When reading Exodus–and really, the rest of the first five chapters of the Bible–it’s so easy to get bogged down in these laws and covenants. It’s easy to think, “Okay, God, we get it. There’s rules. There’s a standard of cleanliness. We’re human. We mess up. We take our animal and food sacrifices to the tabernacle. You cleanse us again. You forgive us. We repeat the process until we die.”

But, let’s skip way ahead to Leviticus 15:31:

“You must keep the Israelites from their uncleanness, so that they do not die by defiling My tabernacle that is among them.”

God did not give these covenant laws in Exodus to Moses just to keep the Israelites in line. God did not give these laws to weigh them down with do’s and don’ts.

God gave the Israelites these laws to set boundaries of holiness and unholiness, so that by following them, His people would be holy like He is.

So they would be on one level of holiness with Him–and not separated by sin.

God loved the Israelites enough to give them rules and boundaries so that He would not have to see them separated from Him because of their sin.

And even when, in later chapters, God instructs Moses on how to build the tabernacle, He is working with the same purpose. He seeks a way to reside among His people. To create a holy place, a holy ground where He can meet with Moses, Aaron, and Aaron’s sons. Where He can lead the Israelites. Where He can see each Israelite approaching the tent of meeting, sacrifices in hand and sinfulness in heart, seeking to be cleansed.

And God sees the heart of each one coming, and He longs to cleanse them of their sin and uncleanness, to welcome them back to the standard of holiness in which He resides.

This is such a beautiful picture! Because even when Jesus would not be born for centuries more, before He would become the ultimate and final sacrifice for our sins so we wouldn’t have to rely on covenant laws and tabernacles . . .

God was still looking out for us, wanting to be close to us. Wanting us to be holy like He is holy. And this want, this love–this is what it took for Him to sacrifice His only Son for us.
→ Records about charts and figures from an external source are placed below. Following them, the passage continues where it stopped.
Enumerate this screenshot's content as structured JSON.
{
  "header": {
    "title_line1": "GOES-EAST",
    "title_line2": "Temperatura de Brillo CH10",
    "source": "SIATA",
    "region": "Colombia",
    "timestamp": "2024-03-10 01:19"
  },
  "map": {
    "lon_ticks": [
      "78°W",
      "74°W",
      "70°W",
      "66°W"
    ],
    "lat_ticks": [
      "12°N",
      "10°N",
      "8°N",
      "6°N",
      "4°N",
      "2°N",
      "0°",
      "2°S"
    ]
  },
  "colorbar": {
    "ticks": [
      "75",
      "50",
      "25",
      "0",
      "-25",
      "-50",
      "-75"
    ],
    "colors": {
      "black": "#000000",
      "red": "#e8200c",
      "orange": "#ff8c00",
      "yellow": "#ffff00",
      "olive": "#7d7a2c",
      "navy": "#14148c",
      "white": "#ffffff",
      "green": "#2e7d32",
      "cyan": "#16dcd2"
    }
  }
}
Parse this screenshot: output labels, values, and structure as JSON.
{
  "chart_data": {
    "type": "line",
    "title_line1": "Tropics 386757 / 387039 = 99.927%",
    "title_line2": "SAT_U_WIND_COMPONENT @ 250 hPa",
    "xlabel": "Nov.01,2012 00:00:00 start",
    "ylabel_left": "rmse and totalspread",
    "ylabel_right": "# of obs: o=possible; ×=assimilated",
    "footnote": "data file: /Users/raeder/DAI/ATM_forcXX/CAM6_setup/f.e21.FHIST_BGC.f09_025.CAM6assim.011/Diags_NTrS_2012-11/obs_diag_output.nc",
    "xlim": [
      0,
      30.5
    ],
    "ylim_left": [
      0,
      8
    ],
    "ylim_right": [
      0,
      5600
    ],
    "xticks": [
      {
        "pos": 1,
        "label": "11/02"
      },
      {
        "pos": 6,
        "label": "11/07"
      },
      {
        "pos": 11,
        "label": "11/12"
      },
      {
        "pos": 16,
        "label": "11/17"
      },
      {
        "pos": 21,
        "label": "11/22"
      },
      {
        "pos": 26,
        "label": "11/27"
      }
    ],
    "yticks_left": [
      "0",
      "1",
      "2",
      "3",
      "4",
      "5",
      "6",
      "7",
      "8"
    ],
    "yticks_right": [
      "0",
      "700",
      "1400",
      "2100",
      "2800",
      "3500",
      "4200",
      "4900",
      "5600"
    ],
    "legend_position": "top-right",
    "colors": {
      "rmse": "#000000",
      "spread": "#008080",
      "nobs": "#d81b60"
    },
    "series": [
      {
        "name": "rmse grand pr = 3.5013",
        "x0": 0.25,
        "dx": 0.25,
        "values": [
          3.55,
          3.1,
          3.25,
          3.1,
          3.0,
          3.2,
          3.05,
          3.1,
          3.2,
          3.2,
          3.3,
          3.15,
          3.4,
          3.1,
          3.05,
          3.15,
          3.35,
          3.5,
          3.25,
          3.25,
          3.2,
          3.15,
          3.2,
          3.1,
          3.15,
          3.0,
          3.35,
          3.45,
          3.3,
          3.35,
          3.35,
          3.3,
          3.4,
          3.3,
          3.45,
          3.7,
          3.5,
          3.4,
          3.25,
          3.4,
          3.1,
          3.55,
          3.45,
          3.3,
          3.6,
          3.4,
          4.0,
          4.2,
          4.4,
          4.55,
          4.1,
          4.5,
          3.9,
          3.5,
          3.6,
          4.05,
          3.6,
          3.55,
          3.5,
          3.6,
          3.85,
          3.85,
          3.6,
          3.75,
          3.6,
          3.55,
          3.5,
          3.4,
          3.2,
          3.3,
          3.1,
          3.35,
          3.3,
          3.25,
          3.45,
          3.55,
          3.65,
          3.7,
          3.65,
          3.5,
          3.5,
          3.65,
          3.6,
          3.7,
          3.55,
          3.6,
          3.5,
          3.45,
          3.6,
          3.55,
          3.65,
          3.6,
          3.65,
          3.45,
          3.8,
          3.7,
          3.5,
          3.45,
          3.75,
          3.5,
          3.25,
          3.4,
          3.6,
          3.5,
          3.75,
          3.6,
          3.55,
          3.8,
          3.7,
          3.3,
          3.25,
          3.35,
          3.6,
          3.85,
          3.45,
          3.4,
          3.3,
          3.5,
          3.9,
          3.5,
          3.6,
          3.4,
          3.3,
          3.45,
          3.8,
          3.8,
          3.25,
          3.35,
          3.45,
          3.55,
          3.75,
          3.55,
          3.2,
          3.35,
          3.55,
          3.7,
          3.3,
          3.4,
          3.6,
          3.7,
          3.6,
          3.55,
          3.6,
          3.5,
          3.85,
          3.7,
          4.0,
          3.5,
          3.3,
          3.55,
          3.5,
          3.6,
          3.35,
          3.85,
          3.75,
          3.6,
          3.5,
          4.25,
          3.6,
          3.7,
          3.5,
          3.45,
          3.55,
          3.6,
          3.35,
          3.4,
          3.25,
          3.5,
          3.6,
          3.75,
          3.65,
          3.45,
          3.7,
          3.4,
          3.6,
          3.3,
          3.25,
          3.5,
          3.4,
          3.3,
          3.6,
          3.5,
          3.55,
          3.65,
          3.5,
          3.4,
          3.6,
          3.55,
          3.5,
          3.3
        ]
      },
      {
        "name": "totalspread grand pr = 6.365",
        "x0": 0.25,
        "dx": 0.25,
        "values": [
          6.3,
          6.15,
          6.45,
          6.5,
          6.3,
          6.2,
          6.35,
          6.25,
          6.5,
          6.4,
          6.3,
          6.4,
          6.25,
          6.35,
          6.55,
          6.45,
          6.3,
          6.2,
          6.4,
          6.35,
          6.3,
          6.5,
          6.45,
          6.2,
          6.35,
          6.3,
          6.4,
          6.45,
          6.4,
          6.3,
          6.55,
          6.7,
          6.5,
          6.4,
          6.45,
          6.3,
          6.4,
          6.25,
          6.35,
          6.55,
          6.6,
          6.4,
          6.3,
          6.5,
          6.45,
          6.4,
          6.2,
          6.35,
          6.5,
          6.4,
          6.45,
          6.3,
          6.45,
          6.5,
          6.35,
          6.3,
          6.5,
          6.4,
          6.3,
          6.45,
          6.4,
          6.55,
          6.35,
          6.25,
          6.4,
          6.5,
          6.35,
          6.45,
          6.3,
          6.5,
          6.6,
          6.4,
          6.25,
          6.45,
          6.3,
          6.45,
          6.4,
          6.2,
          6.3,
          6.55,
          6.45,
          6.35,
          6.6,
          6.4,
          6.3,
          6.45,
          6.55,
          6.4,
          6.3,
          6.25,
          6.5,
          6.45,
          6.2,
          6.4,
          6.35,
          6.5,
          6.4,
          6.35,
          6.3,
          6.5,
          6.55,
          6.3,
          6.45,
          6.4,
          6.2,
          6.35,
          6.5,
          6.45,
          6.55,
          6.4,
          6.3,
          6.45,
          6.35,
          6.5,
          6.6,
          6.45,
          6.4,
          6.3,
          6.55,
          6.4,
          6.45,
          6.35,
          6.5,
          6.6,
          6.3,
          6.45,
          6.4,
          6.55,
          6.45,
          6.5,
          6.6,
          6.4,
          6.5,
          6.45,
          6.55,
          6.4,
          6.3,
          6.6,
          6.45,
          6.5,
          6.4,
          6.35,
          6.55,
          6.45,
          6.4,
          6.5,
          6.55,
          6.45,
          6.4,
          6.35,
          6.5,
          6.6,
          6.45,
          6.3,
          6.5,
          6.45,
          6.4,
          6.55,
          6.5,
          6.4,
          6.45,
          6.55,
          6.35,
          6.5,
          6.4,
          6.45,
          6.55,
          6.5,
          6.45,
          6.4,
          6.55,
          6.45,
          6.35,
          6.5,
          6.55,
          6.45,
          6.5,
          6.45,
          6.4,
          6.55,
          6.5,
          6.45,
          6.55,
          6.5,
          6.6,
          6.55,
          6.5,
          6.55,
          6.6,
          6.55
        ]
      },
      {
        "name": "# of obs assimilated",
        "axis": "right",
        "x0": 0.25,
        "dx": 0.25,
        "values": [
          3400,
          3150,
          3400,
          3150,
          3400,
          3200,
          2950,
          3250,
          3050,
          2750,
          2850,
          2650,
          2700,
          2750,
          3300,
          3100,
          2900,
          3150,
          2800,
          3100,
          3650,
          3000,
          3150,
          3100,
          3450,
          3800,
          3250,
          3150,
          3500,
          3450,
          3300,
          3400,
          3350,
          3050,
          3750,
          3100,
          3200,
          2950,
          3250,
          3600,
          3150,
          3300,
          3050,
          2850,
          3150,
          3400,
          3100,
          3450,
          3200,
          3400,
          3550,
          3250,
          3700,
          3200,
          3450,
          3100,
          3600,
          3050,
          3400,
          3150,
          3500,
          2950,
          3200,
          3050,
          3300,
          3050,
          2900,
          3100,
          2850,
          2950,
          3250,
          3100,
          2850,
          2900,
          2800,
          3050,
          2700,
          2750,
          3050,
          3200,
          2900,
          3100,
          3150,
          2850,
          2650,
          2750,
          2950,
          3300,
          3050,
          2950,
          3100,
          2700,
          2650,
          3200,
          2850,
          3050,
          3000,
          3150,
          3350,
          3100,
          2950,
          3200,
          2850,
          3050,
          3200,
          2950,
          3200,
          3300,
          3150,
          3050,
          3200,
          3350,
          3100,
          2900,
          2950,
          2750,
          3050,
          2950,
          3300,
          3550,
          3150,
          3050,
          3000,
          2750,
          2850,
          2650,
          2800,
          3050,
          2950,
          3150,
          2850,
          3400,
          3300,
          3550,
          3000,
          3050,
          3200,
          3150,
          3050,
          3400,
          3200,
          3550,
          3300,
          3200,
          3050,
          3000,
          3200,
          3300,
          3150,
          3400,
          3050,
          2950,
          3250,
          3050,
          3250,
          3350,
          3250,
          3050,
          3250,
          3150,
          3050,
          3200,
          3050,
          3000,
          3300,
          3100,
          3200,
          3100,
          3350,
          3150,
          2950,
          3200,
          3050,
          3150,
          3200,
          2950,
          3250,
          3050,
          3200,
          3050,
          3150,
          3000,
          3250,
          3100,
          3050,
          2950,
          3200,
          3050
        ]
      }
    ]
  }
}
Again, what a beautiful picture.

It’s a picture that gets lost between the words of the laws in Exodus, Leviticus, Numbers, and Deuteronomy. It’s a picture that we cannot see because we are so weighed down with the rules and the laws–weighed down with the distance we feel from God because He is so holy . . . and we are not.

So the next time you read any of the books of law in the Bible, I challenge you to read it with this picture in mind: God sitting in the tabernacle, watching as His beloved people come with sacrifices in hand for the sin in their heart, sitting on the edge of His mercy seat as He yearns to welcome them back into the holiness in which He resides, so He can be one with His beloved children again!

I promise you . . . you won’t be disappointed.